その反面、繰り返されるチカンに、そろそろ慣れはじめてしまっている自分がいる。
チカンに慣れるなんて、あり得ないことだ。どれだけ同じ経験をしていても、その度に同じように傷つくのが普通だと思う。
小さなため息と共に、携帯の電源をOFFにする。
ラッシュ時の電車で、携帯の音がどれだけ不快なものか身をもって知っていたから、自分だけはそんな人間になるまいと決めていた。
「……うん?」
違和感から首をかしげ、携帯画面を見つめる。
OFFにしたはずなのに、暗い画面に何かが移りこんで見える。

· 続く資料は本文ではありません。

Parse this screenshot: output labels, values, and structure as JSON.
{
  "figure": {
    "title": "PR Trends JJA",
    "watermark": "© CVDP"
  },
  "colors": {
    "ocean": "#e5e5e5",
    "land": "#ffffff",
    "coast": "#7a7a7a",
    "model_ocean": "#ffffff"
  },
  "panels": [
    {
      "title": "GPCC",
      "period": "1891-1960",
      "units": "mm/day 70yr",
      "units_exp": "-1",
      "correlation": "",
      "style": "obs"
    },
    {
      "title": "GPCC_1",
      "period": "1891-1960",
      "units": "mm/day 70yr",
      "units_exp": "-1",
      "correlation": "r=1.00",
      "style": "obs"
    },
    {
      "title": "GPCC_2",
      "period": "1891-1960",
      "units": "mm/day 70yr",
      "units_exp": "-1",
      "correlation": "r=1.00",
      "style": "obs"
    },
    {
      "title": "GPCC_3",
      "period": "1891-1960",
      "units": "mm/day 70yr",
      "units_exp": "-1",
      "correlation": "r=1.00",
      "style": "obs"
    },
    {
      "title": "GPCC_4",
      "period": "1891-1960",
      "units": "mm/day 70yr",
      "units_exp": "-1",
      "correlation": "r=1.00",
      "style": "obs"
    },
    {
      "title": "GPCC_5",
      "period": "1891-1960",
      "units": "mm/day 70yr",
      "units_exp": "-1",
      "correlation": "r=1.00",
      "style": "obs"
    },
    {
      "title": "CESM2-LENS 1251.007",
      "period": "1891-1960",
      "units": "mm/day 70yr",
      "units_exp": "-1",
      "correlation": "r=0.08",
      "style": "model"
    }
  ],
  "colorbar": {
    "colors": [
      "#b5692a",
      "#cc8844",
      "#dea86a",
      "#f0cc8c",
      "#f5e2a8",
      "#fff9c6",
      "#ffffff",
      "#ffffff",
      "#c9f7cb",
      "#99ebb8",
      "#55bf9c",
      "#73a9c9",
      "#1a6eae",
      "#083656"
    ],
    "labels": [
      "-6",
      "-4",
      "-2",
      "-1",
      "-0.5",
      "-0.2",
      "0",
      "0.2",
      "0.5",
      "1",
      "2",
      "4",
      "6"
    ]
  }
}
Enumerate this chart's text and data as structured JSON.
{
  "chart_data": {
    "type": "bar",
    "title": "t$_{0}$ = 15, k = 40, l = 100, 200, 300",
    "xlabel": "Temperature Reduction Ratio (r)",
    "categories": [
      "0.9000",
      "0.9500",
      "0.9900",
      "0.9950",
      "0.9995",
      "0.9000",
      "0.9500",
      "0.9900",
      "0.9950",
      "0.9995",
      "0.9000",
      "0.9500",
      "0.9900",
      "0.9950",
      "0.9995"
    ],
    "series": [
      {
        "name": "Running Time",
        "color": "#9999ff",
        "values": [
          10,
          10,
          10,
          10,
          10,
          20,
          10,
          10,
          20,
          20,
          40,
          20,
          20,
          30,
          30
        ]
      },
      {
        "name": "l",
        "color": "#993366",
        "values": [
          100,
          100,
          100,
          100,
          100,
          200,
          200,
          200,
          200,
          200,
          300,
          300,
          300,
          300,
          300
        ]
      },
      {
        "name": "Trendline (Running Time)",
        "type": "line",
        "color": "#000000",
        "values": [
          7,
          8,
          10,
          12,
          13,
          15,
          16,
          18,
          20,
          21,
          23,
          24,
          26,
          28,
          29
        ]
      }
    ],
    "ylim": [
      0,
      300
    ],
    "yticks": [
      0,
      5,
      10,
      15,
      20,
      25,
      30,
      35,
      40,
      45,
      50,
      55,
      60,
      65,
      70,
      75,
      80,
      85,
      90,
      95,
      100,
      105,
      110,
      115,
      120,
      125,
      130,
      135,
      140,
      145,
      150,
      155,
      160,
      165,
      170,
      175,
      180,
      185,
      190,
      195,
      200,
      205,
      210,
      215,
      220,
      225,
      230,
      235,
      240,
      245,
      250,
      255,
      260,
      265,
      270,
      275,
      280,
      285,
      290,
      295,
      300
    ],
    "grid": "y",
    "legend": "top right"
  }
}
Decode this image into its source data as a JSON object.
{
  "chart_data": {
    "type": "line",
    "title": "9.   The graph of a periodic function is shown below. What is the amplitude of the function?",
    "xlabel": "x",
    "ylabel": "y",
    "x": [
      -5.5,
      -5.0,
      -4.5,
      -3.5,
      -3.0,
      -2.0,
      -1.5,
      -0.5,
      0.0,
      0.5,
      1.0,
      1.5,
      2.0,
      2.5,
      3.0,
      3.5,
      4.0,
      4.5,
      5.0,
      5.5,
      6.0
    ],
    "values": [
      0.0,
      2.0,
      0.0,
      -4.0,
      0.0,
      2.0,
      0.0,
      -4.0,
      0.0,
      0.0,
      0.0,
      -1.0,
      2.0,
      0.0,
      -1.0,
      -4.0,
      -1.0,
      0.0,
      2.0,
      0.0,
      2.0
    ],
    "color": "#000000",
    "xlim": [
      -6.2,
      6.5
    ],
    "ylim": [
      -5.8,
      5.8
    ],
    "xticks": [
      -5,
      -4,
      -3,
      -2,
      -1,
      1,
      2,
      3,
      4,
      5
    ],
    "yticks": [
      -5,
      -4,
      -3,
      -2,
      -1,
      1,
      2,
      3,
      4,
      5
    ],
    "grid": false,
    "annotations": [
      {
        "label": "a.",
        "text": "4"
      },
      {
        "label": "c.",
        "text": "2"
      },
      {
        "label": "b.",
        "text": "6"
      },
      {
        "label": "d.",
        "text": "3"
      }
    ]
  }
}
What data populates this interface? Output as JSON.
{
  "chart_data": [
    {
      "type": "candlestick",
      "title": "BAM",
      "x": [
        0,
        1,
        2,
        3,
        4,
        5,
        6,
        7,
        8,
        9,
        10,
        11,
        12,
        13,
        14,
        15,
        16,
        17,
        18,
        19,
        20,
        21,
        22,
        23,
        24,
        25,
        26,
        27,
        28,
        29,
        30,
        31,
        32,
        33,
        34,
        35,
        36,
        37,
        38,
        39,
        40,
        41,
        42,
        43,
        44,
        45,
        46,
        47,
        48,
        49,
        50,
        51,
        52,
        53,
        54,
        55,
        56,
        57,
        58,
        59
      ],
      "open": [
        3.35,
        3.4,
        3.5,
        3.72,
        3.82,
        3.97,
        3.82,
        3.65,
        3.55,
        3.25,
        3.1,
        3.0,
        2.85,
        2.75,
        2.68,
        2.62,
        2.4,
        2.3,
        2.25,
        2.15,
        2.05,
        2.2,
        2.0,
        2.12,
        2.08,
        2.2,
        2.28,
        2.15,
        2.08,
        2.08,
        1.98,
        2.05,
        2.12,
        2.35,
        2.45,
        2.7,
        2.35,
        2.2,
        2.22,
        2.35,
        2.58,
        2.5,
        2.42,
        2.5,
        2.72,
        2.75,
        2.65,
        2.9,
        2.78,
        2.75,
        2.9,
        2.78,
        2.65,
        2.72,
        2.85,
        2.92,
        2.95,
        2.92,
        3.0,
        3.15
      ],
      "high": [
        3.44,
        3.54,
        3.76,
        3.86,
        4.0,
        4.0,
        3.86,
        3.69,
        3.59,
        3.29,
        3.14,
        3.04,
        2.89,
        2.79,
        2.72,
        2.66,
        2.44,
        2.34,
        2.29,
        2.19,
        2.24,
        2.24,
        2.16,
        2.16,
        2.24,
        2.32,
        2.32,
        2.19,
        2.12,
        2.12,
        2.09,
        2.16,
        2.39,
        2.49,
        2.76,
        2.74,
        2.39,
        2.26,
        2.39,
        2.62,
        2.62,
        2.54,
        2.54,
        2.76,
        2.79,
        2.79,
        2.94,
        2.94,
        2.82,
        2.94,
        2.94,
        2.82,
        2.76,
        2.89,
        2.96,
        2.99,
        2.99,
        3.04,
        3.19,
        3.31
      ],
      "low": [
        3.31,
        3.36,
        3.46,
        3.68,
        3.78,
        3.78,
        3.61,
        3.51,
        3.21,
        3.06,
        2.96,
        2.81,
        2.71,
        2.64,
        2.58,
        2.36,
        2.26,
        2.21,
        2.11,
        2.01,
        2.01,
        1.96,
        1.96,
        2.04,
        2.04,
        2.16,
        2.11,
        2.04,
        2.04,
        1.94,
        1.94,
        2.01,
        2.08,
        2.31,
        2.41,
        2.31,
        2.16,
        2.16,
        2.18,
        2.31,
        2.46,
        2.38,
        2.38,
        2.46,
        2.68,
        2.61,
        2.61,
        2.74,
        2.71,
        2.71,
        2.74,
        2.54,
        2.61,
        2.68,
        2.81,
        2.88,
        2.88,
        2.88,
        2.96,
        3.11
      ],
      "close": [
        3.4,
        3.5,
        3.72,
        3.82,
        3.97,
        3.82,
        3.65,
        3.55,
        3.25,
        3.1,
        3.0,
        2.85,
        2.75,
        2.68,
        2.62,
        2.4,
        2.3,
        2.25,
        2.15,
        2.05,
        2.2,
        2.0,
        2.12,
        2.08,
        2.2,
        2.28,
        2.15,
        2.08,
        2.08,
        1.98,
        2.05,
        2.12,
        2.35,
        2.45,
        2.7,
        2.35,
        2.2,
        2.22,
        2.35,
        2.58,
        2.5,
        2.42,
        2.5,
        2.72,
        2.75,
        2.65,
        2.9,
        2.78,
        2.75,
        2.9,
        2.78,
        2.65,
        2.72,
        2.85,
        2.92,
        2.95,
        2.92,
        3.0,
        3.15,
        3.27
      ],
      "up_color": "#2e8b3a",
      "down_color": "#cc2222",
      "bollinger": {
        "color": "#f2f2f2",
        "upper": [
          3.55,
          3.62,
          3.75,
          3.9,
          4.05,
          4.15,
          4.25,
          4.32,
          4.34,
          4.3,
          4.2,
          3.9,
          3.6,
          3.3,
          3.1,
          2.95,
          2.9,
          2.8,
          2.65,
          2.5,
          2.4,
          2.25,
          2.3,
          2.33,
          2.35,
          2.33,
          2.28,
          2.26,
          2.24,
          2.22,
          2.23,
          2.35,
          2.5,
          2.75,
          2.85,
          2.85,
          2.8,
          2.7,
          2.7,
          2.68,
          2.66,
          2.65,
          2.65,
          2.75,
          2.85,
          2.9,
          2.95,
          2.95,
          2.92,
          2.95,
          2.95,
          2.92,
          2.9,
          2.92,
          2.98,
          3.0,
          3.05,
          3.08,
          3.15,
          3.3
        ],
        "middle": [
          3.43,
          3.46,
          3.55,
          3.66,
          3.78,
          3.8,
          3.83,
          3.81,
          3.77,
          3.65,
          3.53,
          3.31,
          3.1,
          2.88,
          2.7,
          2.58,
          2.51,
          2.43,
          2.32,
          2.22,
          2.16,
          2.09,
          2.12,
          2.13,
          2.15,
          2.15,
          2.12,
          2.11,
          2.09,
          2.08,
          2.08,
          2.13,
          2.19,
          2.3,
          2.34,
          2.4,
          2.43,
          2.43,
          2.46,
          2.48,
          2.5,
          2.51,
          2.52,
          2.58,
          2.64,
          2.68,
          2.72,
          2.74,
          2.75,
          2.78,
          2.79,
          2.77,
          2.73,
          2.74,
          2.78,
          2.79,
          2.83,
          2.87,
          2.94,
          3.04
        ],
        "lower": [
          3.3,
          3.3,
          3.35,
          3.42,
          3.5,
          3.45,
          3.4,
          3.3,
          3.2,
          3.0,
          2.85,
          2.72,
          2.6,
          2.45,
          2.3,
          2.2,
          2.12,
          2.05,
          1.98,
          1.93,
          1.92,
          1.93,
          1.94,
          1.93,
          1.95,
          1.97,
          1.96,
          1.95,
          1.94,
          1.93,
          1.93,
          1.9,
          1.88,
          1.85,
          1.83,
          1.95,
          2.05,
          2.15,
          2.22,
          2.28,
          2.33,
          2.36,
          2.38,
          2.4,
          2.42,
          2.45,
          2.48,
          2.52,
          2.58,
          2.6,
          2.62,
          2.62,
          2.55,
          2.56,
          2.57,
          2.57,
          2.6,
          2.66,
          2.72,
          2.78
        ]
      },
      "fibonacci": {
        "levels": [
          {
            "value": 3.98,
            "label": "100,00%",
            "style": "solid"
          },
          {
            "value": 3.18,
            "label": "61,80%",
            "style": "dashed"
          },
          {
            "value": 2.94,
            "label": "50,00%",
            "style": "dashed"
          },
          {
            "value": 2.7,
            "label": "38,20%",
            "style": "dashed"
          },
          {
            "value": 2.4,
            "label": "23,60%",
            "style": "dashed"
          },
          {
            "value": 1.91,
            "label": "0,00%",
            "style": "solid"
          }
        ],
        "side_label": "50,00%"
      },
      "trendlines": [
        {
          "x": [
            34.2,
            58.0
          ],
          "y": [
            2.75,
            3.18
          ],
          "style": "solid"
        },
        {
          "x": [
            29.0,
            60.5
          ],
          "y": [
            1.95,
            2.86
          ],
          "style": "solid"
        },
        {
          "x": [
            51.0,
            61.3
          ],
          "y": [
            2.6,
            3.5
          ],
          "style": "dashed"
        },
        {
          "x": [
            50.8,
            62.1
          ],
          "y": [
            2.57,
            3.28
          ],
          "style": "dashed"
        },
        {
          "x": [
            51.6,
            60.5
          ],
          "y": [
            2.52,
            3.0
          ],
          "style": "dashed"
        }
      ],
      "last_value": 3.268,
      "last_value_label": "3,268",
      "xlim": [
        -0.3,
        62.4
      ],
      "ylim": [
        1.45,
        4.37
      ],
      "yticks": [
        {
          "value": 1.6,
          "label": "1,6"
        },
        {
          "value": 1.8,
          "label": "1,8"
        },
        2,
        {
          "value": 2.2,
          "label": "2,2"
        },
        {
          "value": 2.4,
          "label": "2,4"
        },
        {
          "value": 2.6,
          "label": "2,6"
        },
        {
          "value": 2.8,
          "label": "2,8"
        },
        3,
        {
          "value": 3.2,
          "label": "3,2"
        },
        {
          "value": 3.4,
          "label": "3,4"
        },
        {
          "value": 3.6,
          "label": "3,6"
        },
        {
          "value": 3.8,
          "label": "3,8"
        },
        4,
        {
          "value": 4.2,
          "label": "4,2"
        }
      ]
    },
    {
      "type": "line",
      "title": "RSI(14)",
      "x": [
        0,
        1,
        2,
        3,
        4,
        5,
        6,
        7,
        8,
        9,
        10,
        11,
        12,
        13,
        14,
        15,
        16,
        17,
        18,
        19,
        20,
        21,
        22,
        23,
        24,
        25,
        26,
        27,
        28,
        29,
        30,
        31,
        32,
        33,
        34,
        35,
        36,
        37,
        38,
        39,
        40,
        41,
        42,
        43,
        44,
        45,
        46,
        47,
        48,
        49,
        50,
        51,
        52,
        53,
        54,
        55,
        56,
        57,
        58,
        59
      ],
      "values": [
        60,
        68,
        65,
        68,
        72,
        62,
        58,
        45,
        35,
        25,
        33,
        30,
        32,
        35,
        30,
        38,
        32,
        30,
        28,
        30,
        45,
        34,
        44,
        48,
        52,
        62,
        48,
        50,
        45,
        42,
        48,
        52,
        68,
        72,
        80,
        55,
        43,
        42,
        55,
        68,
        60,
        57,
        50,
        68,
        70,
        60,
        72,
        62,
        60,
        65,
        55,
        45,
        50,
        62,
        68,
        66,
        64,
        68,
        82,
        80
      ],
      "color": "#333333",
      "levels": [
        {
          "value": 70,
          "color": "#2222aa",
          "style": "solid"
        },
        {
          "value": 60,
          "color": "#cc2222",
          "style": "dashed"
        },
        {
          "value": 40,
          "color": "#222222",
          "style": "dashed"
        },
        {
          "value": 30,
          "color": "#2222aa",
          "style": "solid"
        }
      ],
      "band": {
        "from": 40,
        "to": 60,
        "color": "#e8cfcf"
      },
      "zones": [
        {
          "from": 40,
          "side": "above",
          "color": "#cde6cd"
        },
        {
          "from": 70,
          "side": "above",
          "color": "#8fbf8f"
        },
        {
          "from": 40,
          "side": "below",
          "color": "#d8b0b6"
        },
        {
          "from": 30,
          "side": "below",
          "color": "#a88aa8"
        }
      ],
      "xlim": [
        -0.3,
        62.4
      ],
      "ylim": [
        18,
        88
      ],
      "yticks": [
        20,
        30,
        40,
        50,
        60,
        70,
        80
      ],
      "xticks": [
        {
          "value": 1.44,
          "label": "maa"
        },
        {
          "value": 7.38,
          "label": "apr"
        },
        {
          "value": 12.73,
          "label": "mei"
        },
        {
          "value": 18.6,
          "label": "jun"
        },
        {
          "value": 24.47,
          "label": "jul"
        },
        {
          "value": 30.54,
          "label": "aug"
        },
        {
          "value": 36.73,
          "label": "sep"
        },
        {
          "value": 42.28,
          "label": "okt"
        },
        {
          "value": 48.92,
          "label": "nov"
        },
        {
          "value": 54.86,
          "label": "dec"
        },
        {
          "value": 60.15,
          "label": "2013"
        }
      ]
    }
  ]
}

もちろん、覗き見防止のシールなんかじゃない。
よく見えなくて、携帯を微妙に傾けてみる。
あ……。
もう少しで見えそう。
「……て……」
自分で呟き、自分の言葉に目を見開く。
て……手!?
携帯画面にうっすらと見える、青白い手。
「ひっ!」
小さく息を飲み、携帯を投げ出す。
携帯は、地面だった私の手からアスファルトのホームに投げ出され、周りに響く大きな音を立てて落ちた。
そう、落ちたのだ。
しっかりと地面に叩きつけられ、画面がひび割れて砕け散った後、ソレはまるで生き物のように自分から線路へと滑って行った。
それを見計らったかのように、電車が騒音を上げながらホームへ入る。
騒音によって聞こえないはずの、携帯が電車の重さによって更に粉々になる音が、確かに聞こえた。
まるで人間の骨が砕け散っていくような、今にも肉片がそこら中に飛び散りそうな悲惨な音。
ひかれた。
携帯ではなく、間違いなく誰か人間がひかれるような音だった。
「ちょっと、大丈夫?」
蒼白顔で立ち尽くしている私に、黄色の派手なスーツに身を包んだ女が声をかけてきた。
「あ、はい」
「携帯落ちちゃったの?」
「あ……けど、大丈夫です」
慌てて手を振り、その女性から逃げるように電車に飛び乗った。
朝の、七時十分の出来事だった。
慌てて飛び乗ったのだけれど、習慣とは怖いもので、
自分がいつもと同じ二両目の後ろに乗っていることに気付いた。
いつも気にしているわけではないのだが、この場所が私の定位置であるかのように、一人分の隙間がポッカリと開いている。
毎回その隙間に体を滑り込ませて電車に揺られているのだった。
七時十五分。
昨日と同じように、この時間を境目に私は被害に合う。
右へ左へ、右へ左へ。
撫でられ続ける私のオシリは、友達の恭子なんかよりも貧相でペッタンコだ。
こんなオシリを好んで触るなんて気が知れない。
きっと、相手はロリコンかマニアなんだろう。
そんな考えを巡らせながら、私は俯くふりをして、『手』を見ようと首を斜めに傾ける。
その時、
「おはよう」
という、聞き慣れたその声に私は顔を上げる。見回りをしている車掌さんだ。